Leider hat der Zentralrat auch noch ein weiteres Druckmittel in der Hand. Denn die Studierenden benötigen zwingend die Zustimmung der Religionsverbände, um beispielsweise als Religionslehrer arbeiten zu dürfen. Daher wandten sich im Falle Khorchide sogar eine Reihe seiner eigenen Studenten gegen den modernen Professor, da sie den Verlust des Ansehens ihres Abschlusses und ganz konkret um ihre berufliche Zukunft fürchteten. Mit derartiger Erpressung versuchen der Koordinationsrat der Muslime und der Zentralrat, ihre Dogmen durchzusetzen.
Die Haltung der Verbände lässt nichts Gutes für ein islamisches Institut vermuten, das unter ihrer Kontrolle steht. Wie soll unter solchen Umständen eine aufgeklärte, fortschrittliche Wissenschaft betrieben werden? Immerhin sieht das Leitbild der Universität vor, sich “gegen jede Form von Diskriminierung, Intoleranz und kultureller Selbstüberhöhung” zu wenden und außerdem die Gleichstellung der Geschlechter als vorrangiges Anliegen zu betrachten. Aber wie sollen diese aufgeklärten Grundsätze geachtet werden, wenn ultrakonservative Islamverbände sich immer noch nicht zu grundlegenden Prinzipien der Gleichberechtigung von Frauen bekennen? Kann die Humboldt-Universität guten Gewissens ihr Siegel unter die Abschlusszeugnisse der Absolventen setzen, deren Weltsicht durch diese Verbände geprägt wurde?
Wie soll die Freiheit der Wissenschaft und Forschung geachtet werden, wenn die Verbandsvertreter im Beirat es für ihr gutes Recht halten, ihre konservativen Auslegungen zu erpressen?
Sind die traditionellsten Schüler und Lehrer der islamischen Glaubensdogmen überhaupt an Wissenschaft interessiert?
Harry Harun Behr, Professor für Religionspädagogik in Frankfurt am Main, bildet dort die zukünftigen islamischen Religionslehrer aus. Er berichtet: „Viele meiner Studenten streben nach Glaubensvertiefung, nicht nach wissenschaftlichem Arbeiten. Wenn ich ihnen sage, der Koran ist Ergebnis eines theologischen Diskurses, wollen sie das nicht hören.“ Die Studenten meinten, es sei in der islamischen Tradition verboten, sich über den Koran eine eigene Meinung bilden. Behr zufolge soll der Unterricht jedoch nicht blinden Glauben vermitteln, sondern zum reflektierten Umgang mit Glaubensfragen befähigen. Prof. Khorchide aus Münster hat hingegen viel positivere Erfahrungen mit den Studierenden in seinen Vorlesungen gemacht.

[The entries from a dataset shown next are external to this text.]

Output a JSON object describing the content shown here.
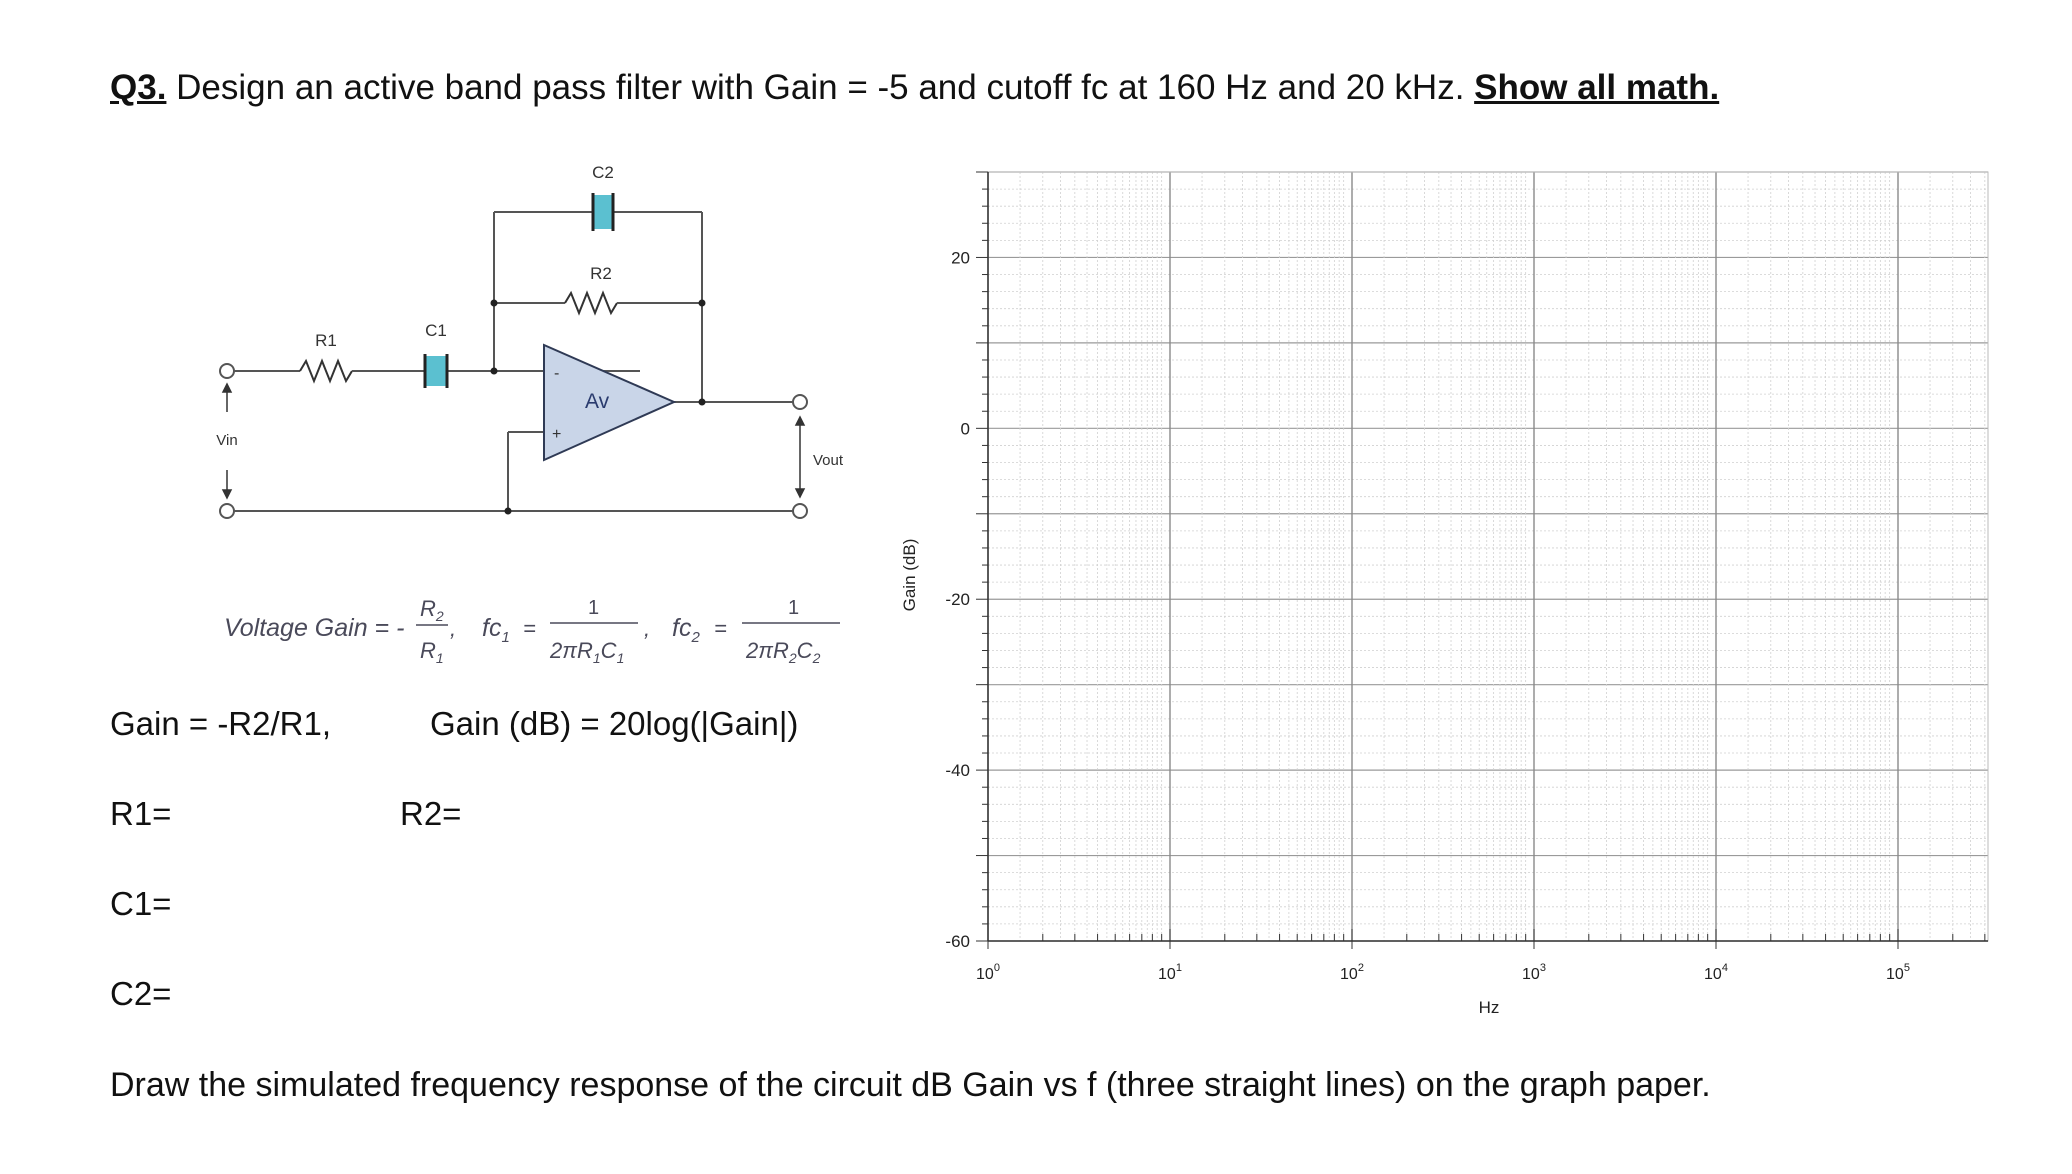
{
  "question": {
    "number": "Q3.",
    "text": " Design an active band pass filter with Gain = -5 and cutoff fc at 160 Hz and 20 kHz. ",
    "emphasis": "Show all math."
  },
  "circuit": {
    "labels": {
      "c2": "C2",
      "r2": "R2",
      "r1": "R1",
      "c1": "C1",
      "av": "Av",
      "minus": "-",
      "plus": "+",
      "vin": "Vin",
      "vout": "Vout"
    }
  },
  "formula": {
    "voltage_gain": "Voltage Gain = -",
    "r2": "R",
    "r2_sub": "2",
    "r1": "R",
    "r1_sub": "1",
    "fc1": "fc",
    "fc1_sub": "1",
    "fc2": "fc",
    "fc2_sub": "2",
    "one": "1",
    "den1": "2πR",
    "den1_sub1": "1",
    "den1_c": "C",
    "den1_sub2": "1",
    "den2": "2πR",
    "den2_sub1": "2",
    "den2_c": "C",
    "den2_sub2": "2"
  },
  "equations": {
    "gain": "Gain = -R2/R1,",
    "gain_db": "Gain (dB) = 20log(|Gain|)"
  },
  "answers": {
    "r1": "R1=",
    "r2": "R2=",
    "c1": "C1=",
    "c2": "C2="
  },
  "graph": {
    "y_label": "Gain (dB)",
    "x_label": "Hz",
    "y_ticks": [
      "20",
      "0",
      "-20",
      "-40",
      "-60"
    ],
    "x_tick_base": "10",
    "x_tick_exps": [
      "0",
      "1",
      "2",
      "3",
      "4",
      "5"
    ],
    "x_scale": "log",
    "x_range": [
      1,
      100000
    ],
    "y_range": [
      -60,
      30
    ],
    "grid": true
  },
  "footer": "Draw the simulated frequency response of the circuit dB Gain vs f (three straight lines) on the graph paper.",
  "colors": {
    "component_fill": "#5bc0d0",
    "opamp_fill": "#c9d5e8",
    "opamp_stroke": "#2f3a55"
  }
}
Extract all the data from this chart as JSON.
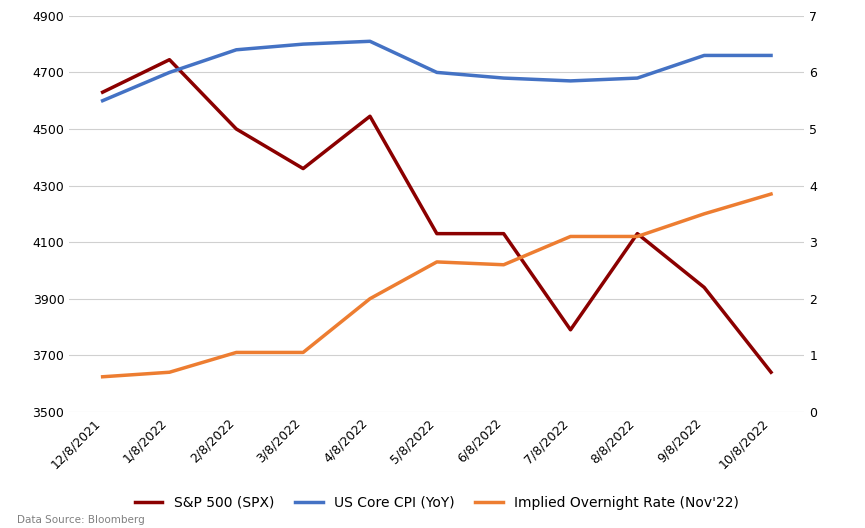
{
  "x_labels": [
    "12/8/2021",
    "1/8/2022",
    "2/8/2022",
    "3/8/2022",
    "4/8/2022",
    "5/8/2022",
    "6/8/2022",
    "7/8/2022",
    "8/8/2022",
    "9/8/2022",
    "10/8/2022"
  ],
  "spx": [
    4630,
    4745,
    4500,
    4360,
    4545,
    4130,
    4130,
    3790,
    4130,
    3940,
    3640
  ],
  "cpi": [
    5.5,
    6.0,
    6.4,
    6.5,
    6.55,
    6.0,
    5.9,
    5.85,
    5.9,
    6.3,
    6.3
  ],
  "implied_rate": [
    0.62,
    0.7,
    1.05,
    1.05,
    2.0,
    2.65,
    2.6,
    3.1,
    3.1,
    3.5,
    3.85
  ],
  "spx_color": "#8B0000",
  "cpi_color": "#4472C4",
  "rate_color": "#ED7D31",
  "background_color": "#FFFFFF",
  "grid_color": "#D0D0D0",
  "ylim_left": [
    3500,
    4900
  ],
  "ylim_right": [
    0,
    7
  ],
  "left_yticks": [
    3500,
    3700,
    3900,
    4100,
    4300,
    4500,
    4700,
    4900
  ],
  "right_yticks": [
    0,
    1,
    2,
    3,
    4,
    5,
    6,
    7
  ],
  "legend_labels": [
    "S&P 500 (SPX)",
    "US Core CPI (YoY)",
    "Implied Overnight Rate (Nov'22)"
  ],
  "data_source": "Data Source: Bloomberg",
  "line_width": 2.5,
  "tick_fontsize": 9,
  "legend_fontsize": 10,
  "source_fontsize": 7.5
}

Hier prallen gegensätzliche Ansätze aufeinander. Solange die Verbände die Entscheidungsmacht für sich beanspruchen können, haben die konservativen Interpretationen die Oberhand. Denn die Verbände werden nur Glaubenslehrer akzeptieren, die “plausibel” und “authentisch” die richtige Auffassung des Islam vertreten. Reformer wie Khorchide oder Seyran Ates sind von vornherein ausgeschlossen. Wenn also an der Humboldt-Universität die drei konservativen Gruppen die Mehrheit im Beirat bilden, dann wird zwangsläufig der konservative Tonfall Einzug halten, der nichts mit modernen Bildungsidealen oder den Grundsätzen im Leitbild der Universität zu tun hat.
Was hat der Gründungsdirektor dem entgegenzusetzen?
Borgolte sagt: “Forschungsfreiheit bedeutet, dass die am Institut tätigen Wissenschaftlerinnen und Wissenschaftler die Inhalte ihrer Forschungen selbst bestimmen. Das kann ihnen niemand vorschreiben; beschränkt sind sie nur durch die Denominationen ihrer Professuren oder sonstigen Stellen.”
Das ist in der Theorie eine gute Sache. Doch letztendlich bleibt die Frage, inwieweit die Universitätsleitung in der Realität tatsächlich weltoffene und reflektierte Professoren berufen wird, wenn sich der Beirat quer stellt. Denn wenn letztendlich nur Dogmatiker die Lehrstühle innehaben dürfen, ist der Ansatz der Forschungsfreiheit schon von Anfang an gescheitert. Solange die Universität und die Regierung sich diesen Vorgaben beugen, wird an der HU nur der laut Zentralverband “authentische” Islam gelehrt werden – ohne Modernisierung, ohne Gleichberechtigung der Geschlechter, ohne eigene Meinungsbildung, ja nicht einmal ohne Abgrenzung zur menschenfeindlichen Auslegungen der Sharia. Doch alles deutet momentan darauf hin, dass genau dies eintreten wird.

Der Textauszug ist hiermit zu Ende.